MLS Rules on Territorial Rights Must Change



Major League Soccer has several archaic rules instituted to provide parity and protect its less ambitious teams. This includes Discovery rights, Allocation Money, and territorial rights. The latter came into play last week when Orlando City gained a first-round draft pick in a trade simply because of their location. That needs to change.

Having territorial rights essentially means MLS teams have the rights to a player who lives in their area. That area differs depending on the team, but is between 75 and 100 miles from the team’s base location. Even if the player has never played for the club or has no interest in playing for the club, he has no choice when it comes to his MLS rights.

This has been a controversial rule in recent years. Some teams seem to love the rule as it protects them from needing to spend money on their academies to protect players. Those that already care deeply about player development seem to despise the rule, as it limits what they can do with their academy. When most people talk about territorial rights, they talk about how it impacts parity and competition for young players. But there are other reasons why this rule needs to be abolished. Two of those reasons were recently displayed.

On Friday, Orlando City traded the rights to defender Nathan Harriel to the Philadelphia Union for a first-round SuperDraft pick. The problem with that deal is that the Lions never should’ve had Harriel’s rights in the first place. The teenager never played for Orlando City’s youth development academy.

Harriel initially played for Chargers SC in Clearwater. He joined the U.S. Development Academy teams at the U-15/16 level and was there until part way through the 2018-19 season when he was at the U-18/19 level. He then joined the Philadelphia Union academy, where he spent the rest of that season and the 2019-20 season. He was recently listed to the Philadelphia Union II roster for the 2020 season.
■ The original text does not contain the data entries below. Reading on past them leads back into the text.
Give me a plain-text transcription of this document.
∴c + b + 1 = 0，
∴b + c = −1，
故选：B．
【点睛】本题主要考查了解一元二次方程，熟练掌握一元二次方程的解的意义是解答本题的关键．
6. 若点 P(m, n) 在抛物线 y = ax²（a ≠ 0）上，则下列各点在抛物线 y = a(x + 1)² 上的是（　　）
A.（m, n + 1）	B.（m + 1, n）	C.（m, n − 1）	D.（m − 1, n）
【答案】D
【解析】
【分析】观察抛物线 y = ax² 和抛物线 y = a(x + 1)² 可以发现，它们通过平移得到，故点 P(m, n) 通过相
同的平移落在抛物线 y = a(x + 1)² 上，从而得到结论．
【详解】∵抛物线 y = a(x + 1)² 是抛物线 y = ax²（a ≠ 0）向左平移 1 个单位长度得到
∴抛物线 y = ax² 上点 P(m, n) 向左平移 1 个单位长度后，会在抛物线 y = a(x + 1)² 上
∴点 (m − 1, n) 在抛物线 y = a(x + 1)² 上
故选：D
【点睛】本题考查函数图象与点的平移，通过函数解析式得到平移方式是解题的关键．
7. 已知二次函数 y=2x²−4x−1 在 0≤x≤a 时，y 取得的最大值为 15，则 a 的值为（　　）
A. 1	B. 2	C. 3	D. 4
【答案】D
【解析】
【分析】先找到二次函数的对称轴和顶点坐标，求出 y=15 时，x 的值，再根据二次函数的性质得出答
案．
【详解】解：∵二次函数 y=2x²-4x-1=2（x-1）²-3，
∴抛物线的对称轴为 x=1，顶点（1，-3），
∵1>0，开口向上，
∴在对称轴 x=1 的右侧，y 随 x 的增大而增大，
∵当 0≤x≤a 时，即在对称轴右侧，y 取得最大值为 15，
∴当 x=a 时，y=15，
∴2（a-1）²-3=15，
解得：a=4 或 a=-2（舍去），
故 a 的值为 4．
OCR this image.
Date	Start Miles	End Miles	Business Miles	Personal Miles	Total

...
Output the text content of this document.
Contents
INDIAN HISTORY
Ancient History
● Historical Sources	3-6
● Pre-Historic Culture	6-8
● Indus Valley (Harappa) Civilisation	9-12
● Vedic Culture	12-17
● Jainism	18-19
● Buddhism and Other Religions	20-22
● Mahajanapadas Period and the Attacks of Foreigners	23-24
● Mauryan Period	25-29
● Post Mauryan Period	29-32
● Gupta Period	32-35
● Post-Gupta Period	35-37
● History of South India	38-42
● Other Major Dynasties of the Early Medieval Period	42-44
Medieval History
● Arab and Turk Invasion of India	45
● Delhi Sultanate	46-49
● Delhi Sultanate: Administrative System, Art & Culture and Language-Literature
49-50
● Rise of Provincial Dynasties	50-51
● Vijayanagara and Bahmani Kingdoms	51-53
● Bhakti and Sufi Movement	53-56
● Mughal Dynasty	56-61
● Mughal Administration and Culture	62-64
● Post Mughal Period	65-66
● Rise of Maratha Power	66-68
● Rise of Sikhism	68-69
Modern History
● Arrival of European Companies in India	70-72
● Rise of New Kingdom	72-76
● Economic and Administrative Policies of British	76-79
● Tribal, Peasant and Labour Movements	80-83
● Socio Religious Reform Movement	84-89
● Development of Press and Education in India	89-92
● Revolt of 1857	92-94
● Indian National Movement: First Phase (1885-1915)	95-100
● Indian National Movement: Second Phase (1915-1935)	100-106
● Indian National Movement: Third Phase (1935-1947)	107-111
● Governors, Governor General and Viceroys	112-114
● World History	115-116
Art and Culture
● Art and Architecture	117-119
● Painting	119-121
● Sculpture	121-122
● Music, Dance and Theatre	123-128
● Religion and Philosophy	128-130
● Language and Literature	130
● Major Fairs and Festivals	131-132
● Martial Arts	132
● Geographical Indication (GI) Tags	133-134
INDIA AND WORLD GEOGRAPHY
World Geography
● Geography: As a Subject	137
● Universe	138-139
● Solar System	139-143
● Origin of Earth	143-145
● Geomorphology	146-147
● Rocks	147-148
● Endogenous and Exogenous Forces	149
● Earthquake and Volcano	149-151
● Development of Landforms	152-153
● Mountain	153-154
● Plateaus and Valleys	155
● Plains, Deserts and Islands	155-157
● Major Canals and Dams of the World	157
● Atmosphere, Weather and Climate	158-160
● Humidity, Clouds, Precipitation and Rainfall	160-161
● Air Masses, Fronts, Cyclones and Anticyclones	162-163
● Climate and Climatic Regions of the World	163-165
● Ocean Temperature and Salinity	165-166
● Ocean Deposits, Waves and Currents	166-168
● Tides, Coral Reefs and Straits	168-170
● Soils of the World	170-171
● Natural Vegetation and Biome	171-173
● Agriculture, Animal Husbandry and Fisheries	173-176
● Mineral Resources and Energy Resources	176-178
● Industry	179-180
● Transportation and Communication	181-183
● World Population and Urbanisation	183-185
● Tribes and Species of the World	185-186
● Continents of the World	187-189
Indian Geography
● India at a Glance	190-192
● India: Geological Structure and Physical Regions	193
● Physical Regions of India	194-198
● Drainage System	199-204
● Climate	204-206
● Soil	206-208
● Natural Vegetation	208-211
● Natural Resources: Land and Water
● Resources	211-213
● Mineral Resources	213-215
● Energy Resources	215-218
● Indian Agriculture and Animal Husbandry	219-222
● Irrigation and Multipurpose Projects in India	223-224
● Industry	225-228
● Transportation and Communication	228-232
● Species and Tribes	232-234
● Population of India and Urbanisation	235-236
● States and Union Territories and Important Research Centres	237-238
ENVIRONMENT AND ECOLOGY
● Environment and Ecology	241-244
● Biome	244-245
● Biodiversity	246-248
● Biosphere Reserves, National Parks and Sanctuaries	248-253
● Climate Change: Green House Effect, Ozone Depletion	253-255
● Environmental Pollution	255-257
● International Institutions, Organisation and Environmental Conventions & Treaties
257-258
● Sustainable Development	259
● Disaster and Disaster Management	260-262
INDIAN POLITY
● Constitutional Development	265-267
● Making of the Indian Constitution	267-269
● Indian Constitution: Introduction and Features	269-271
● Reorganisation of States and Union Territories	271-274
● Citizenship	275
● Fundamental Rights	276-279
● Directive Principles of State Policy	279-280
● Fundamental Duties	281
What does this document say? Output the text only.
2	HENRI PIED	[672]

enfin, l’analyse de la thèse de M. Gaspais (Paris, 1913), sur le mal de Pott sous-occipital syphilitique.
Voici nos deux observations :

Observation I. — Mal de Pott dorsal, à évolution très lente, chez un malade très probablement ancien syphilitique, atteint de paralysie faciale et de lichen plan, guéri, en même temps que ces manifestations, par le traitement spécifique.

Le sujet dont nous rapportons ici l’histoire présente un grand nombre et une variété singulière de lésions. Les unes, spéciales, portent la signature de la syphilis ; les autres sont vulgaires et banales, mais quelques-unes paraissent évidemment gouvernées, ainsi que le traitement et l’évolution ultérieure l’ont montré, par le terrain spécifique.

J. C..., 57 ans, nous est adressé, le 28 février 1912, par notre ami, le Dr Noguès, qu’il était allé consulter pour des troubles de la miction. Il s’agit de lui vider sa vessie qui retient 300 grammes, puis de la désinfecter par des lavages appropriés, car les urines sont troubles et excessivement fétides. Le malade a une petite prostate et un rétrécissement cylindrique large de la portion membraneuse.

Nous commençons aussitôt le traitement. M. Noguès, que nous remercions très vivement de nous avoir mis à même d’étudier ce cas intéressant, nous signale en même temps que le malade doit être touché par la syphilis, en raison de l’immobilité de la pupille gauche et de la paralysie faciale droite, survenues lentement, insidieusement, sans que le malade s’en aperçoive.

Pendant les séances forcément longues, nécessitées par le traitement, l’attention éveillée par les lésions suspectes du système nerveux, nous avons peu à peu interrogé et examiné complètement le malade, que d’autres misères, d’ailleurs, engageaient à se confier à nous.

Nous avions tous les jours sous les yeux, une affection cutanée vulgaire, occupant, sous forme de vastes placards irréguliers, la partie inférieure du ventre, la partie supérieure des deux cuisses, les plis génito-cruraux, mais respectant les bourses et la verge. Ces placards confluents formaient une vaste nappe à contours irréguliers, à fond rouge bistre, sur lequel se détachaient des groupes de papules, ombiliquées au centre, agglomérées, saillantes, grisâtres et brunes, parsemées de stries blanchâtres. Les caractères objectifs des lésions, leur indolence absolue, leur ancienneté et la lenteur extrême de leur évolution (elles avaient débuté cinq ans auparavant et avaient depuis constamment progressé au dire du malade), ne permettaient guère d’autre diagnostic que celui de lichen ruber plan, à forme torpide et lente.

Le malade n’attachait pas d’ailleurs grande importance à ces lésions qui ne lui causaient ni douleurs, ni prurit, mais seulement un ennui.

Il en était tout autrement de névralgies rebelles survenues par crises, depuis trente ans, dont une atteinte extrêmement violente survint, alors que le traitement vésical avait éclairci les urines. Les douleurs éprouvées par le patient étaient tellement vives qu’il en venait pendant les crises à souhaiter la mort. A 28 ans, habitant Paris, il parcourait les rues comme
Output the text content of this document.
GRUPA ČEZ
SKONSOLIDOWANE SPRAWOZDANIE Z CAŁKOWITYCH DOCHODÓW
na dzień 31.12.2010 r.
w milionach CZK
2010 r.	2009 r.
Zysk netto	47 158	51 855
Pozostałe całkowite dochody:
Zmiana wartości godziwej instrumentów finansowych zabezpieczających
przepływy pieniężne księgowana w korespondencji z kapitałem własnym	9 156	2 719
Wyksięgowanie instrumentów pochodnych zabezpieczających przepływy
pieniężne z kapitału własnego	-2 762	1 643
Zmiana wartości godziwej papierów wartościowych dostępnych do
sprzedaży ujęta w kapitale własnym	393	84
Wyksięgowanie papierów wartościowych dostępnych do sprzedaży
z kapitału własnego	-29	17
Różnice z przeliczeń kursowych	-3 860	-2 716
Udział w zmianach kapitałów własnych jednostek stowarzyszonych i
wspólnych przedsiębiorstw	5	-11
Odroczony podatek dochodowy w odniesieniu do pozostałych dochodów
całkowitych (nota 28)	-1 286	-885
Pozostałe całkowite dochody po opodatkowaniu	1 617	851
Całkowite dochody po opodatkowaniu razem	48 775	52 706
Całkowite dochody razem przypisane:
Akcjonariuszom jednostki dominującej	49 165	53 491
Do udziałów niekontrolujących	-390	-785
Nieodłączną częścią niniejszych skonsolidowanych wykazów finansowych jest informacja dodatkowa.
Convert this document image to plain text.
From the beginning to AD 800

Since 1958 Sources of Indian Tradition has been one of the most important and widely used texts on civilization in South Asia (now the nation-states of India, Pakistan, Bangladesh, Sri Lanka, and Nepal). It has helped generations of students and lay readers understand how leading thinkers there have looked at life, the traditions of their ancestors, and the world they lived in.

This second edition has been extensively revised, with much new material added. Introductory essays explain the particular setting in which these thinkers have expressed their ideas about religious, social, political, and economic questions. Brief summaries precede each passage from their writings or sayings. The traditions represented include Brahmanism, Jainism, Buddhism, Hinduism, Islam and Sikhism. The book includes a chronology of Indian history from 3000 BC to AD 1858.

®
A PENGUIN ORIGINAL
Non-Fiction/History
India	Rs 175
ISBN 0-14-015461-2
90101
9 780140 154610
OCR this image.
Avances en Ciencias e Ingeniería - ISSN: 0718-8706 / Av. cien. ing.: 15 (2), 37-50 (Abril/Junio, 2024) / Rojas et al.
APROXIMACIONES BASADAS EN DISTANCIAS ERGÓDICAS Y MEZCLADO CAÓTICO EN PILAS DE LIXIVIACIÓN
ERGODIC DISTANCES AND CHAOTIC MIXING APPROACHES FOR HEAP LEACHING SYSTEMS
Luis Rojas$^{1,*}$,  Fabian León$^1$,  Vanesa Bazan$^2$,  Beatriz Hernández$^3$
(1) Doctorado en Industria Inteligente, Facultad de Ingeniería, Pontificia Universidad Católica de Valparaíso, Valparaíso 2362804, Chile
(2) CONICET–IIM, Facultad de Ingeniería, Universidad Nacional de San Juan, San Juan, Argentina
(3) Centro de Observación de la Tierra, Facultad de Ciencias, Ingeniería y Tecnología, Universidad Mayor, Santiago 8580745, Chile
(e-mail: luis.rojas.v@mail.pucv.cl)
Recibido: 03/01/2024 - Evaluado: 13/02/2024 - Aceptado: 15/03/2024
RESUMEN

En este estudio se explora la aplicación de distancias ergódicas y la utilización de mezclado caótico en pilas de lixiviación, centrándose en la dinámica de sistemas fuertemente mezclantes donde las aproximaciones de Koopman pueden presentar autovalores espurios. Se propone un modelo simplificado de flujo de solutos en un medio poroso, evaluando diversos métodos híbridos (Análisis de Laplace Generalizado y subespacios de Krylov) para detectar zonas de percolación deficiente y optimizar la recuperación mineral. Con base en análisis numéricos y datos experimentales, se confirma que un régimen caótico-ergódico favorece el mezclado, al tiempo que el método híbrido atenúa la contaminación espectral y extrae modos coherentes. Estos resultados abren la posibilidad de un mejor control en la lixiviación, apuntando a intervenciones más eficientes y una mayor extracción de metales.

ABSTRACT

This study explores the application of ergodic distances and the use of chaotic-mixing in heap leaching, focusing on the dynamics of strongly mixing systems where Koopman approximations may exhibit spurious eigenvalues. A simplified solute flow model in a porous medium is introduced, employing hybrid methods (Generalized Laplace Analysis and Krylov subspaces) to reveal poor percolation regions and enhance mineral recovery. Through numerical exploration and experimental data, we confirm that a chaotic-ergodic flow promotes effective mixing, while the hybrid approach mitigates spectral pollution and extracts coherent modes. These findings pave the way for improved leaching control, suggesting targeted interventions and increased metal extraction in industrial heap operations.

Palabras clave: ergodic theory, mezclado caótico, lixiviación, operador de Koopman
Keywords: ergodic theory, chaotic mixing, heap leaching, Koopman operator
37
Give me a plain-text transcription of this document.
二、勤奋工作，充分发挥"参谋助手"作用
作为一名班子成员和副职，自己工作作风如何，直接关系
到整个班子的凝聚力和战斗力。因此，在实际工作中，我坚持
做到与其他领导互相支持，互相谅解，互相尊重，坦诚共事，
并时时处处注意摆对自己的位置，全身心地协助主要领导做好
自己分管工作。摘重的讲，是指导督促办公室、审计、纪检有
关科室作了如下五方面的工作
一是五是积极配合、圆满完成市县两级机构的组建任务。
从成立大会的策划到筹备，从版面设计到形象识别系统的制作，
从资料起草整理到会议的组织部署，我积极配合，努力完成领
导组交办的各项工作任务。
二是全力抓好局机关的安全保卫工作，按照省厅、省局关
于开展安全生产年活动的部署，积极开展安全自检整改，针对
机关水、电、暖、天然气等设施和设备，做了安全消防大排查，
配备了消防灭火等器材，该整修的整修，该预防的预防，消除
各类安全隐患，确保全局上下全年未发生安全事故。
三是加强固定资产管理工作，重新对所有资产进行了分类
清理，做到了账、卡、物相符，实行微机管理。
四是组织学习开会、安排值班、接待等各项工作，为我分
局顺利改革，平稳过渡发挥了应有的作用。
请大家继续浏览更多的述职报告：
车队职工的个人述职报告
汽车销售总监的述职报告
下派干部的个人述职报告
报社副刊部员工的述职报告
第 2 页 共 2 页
Despite significant playing time for the Union’s academy and never playing for Orlando City, the Union had to trade for Harriel’s rights before signing him as a Homegrown Player. They made that signing on Friday after the trade with Orlando.

Another problem with MLS’ territorial rights is what we’re seeing in Minnesota. Minnesota United FC recently made the decision to “suspend” its academy for the time being. While some claim it was waiting for the new academy system to start, others say the club underplayed its academy for quite a while. It came to a head when the club released many of its academy coaches.

The suspension of its academy has left many Minnesota United-tied players in a difficult position. Some of its best players would love to join a new MLS academy, but there’s a problem. Minnesota United still holds many of their territorial rights and refuses to release them. Even though it currently doesn’t have an academy, it holds those rights. It’s detrimental for another MLS team to bring them into their academy as they would have to pay to develop a player for a competitor.

Currently, the parents of some of Minnesota’s young players are desperate for an answer about what to do. The club has told them they are keeping their rights and will not release the players to join another academy. Without territorial rights, those players could join another MLS academy and become a potential Homegrown Player for that club. Instead, they’re stuck trying to figure out what their child’s future will hold and who to contact to get them back on the track to MLS.

Territorial rights to academy players have been a problem in MLS for a while. Even if an MLS club doesn’t provide a place for a player to play, it keeps his rights, making it difficult for him to find another quality academy. If he is accepted by another MLS academy, the new club would have to trade for his rights, even if he never played for the other academy. It’s a ridiculous system and needs to change. We’ve seen that displayed once again over the past few weeks.